By Mara Vigevani/TPS
JERUSALEM—Israeli Energy Minister Yuval Steinitz said Monday that despite Turkish President Recep Tayyip Erdogan’s “intolerable” behavior, severing ties with Turkey would be a terrible mistake.
Speaking to the Ynet website against the backdrop of the twitter war of words that heated up during the weekend between the Israeli and the Turkish leaders, Steinitz suggested to hold in and not to sever relations with Ankara.
“I would suggest holding in. Israel has many economic ties with Turkey, even though this is intolerable behavior that was condemned by Prime Minister Binyamin Netanyahu, we can not sever ties like the US did not sever relations despite Erdogan’s very harsh statements, and as Germany and the Netherlands did not sever relations with Ankara,” Steinitz said
Steinitz added that “Even in Egypt and Jordan, there are serious phenomena of incitement against Israel, and in the past, even leaders have deflected against Israel, but we have not canceled the peace agreements, and the US is still conducting a dialogue with North Korea, which threatened its destruction. We have to act first of all from the head, not from the stomach, to sever relations with Turkey. This would be a terrible mistake ”

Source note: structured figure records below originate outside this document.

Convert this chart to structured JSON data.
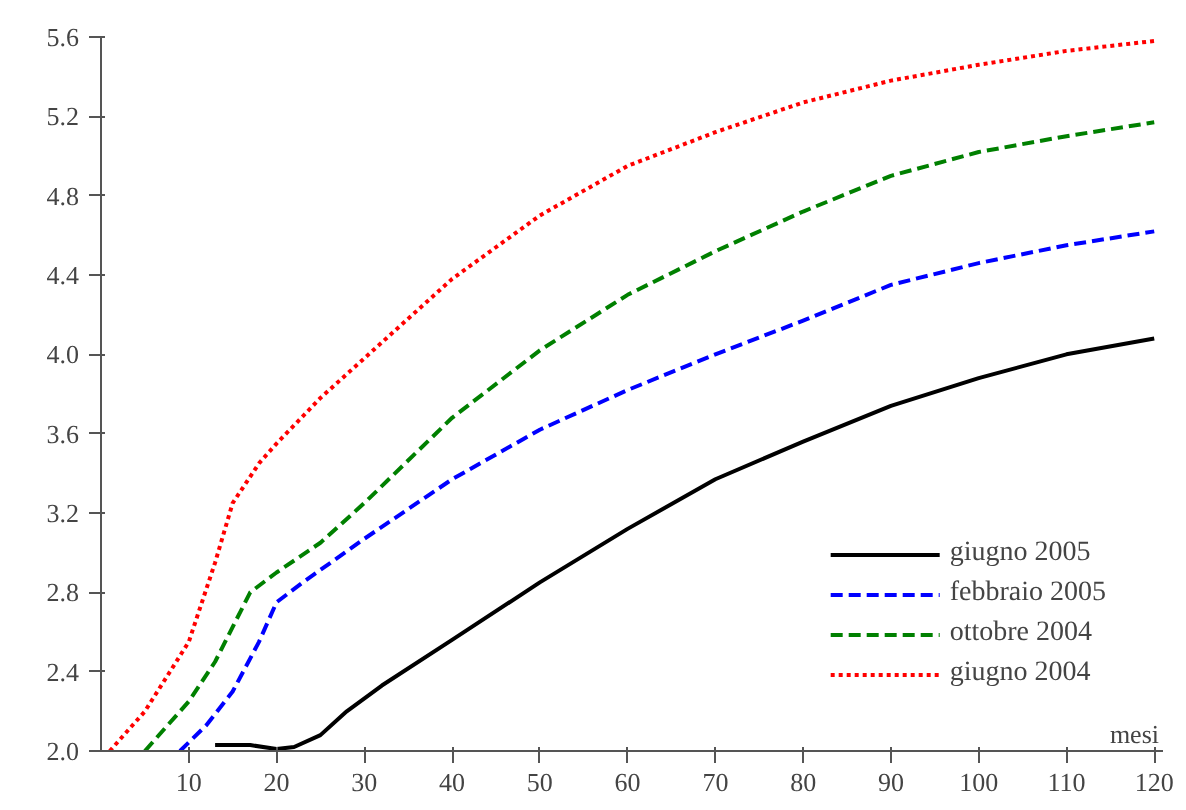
{
  "chart_data": {
    "type": "line",
    "xlabel": "mesi",
    "xlim": [
      0,
      121
    ],
    "ylim": [
      2.0,
      5.6
    ],
    "xticks": [
      10,
      20,
      30,
      40,
      50,
      60,
      70,
      80,
      90,
      100,
      110,
      120
    ],
    "yticks": [
      {
        "value": 2.0,
        "label": "2.0"
      },
      {
        "value": 2.4,
        "label": "2.4"
      },
      {
        "value": 2.8,
        "label": "2.8"
      },
      {
        "value": 3.2,
        "label": "3.2"
      },
      {
        "value": 3.6,
        "label": "3.6"
      },
      {
        "value": 4.0,
        "label": "4.0"
      },
      {
        "value": 4.4,
        "label": "4.4"
      },
      {
        "value": 4.8,
        "label": "4.8"
      },
      {
        "value": 5.2,
        "label": "5.2"
      },
      {
        "value": 5.6,
        "label": "5.6"
      }
    ],
    "grid": false,
    "legend": "bottom right",
    "marker": "none",
    "series": [
      {
        "name": "giugno 2005",
        "color": "#000000",
        "line_style": "solid",
        "x": [
          13,
          17,
          20,
          22,
          25,
          28,
          32,
          40,
          50,
          60,
          70,
          80,
          90,
          100,
          110,
          120
        ],
        "values": [
          2.03,
          2.03,
          2.01,
          2.02,
          2.08,
          2.2,
          2.33,
          2.56,
          2.85,
          3.12,
          3.37,
          3.56,
          3.74,
          3.88,
          4.0,
          4.08
        ]
      },
      {
        "name": "febbraio 2005",
        "color": "#0000ff",
        "line_style": "dashed",
        "x": [
          9,
          12,
          15,
          18,
          20,
          23,
          30,
          40,
          50,
          60,
          70,
          80,
          90,
          100,
          110,
          120
        ],
        "values": [
          2.0,
          2.13,
          2.3,
          2.55,
          2.75,
          2.85,
          3.07,
          3.37,
          3.62,
          3.82,
          4.0,
          4.17,
          4.35,
          4.46,
          4.55,
          4.62
        ]
      },
      {
        "name": "ottobre 2004",
        "color": "#008000",
        "line_style": "dashed",
        "x": [
          5,
          10,
          13,
          17,
          20,
          25,
          30,
          40,
          50,
          60,
          70,
          80,
          90,
          100,
          110,
          120
        ],
        "values": [
          2.0,
          2.25,
          2.45,
          2.8,
          2.9,
          3.05,
          3.25,
          3.68,
          4.02,
          4.3,
          4.52,
          4.72,
          4.9,
          5.02,
          5.1,
          5.17
        ]
      },
      {
        "name": "giugno 2004",
        "color": "#ff0000",
        "line_style": "dotted",
        "x": [
          1,
          5,
          10,
          13,
          15,
          18,
          20,
          25,
          30,
          40,
          50,
          60,
          70,
          80,
          90,
          100,
          110,
          120
        ],
        "values": [
          2.0,
          2.2,
          2.55,
          2.95,
          3.25,
          3.45,
          3.55,
          3.78,
          3.98,
          4.38,
          4.7,
          4.95,
          5.12,
          5.27,
          5.38,
          5.46,
          5.53,
          5.58
        ]
      }
    ]
  }
}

Tensions between Turkey and Israel, escalated on Saturday as Erdogan told a group of Turkish youths: “Do not kick the enemy you have brought down to the ground. You are not a Jew in Israel.”
Netanyahu responded caustically, tweeting that “Erdogan – the occupier of northern Cyprus, whose army massacres women and children in Kurdish villages, inside and outside Turkey – should not preach to Israel.”
On Sunday, Erdogan called Netanyahu an “oppressor.”
“Erdoğan is the voice of oppressed and you [Benjamin Netanyahu] are the voice of oppressors. You are conducting state terrorism.” he said, “Israel has no right to accuse anyone without accounting for its own sins, crimes against humanity, massacres, and destruction.”
The comment did not go unnoticed in the Prime Minister’s Office with Netanyahu later calling Erdogan a ”dictator” who is “obsessed with Israel”.
“ He knows what a moral army we are and he knows what a real democracy we have become, as opposed to an army massacring women and children in Kurdish villages. Unfortunately becoming a dictator.” Netanyahu said.
Also on Sunday, Turkish Foreign Minister Mevlut Cavusoglu called Netanyahu “a cold-blooded killer of modern times.” He added that Netanyahu is “responsible for massacres of thousands of Palestinians, bombing children on beaches. Turkey will never stop exposing the truth.”
The exchange was the latest round in a long string of arguments between Erdoğan and Israeli leaders, dating back more than a decade. In 2007, he notably stormed off stage during a joint appearance with then-President Shimon Peres at the World Economic Forum in Davos, Switzerland in 2007, and more recently has called Netanyahu a “terrorist.” In addition, he recalled Ambassador to Israel Ahmet Oğuz Çelikkol in May, 2010 following the Mavi Marmara incident in which 10 Turkish nationals died after attacking Israeli Navy Seals who had boarded the vessel in order to enforce the naval blockade of Gaza, and full ties were not restored until Israel apologised and agreed to pay damages to the families in 2016.
In July Erdoğan said Israel is a “fascist and racist country,” relating to the controversial National State law passed by the Israeli parliament in which defined the country as the nation state of the Jewish people. Netanyahu immediately to launched a counter-offensive saying that the fact that ‘the great ‘dictator’ Erdogan” who is massacring Syrians and Kurds and has jailed tens of thousands of his citizens is attacking the Nation-State Law is the greatest compliment for this law
At the same time, however, economic ties between Israel and Turkey have remained strong. In 2017 bilateral trade totaled $4.3 billion, an increase of 11% from the previous year, not including civil aviation. Turkish Airlines is the number one foreign airline operating in Israel, with more than a million passengers traveling to and from Israel a year.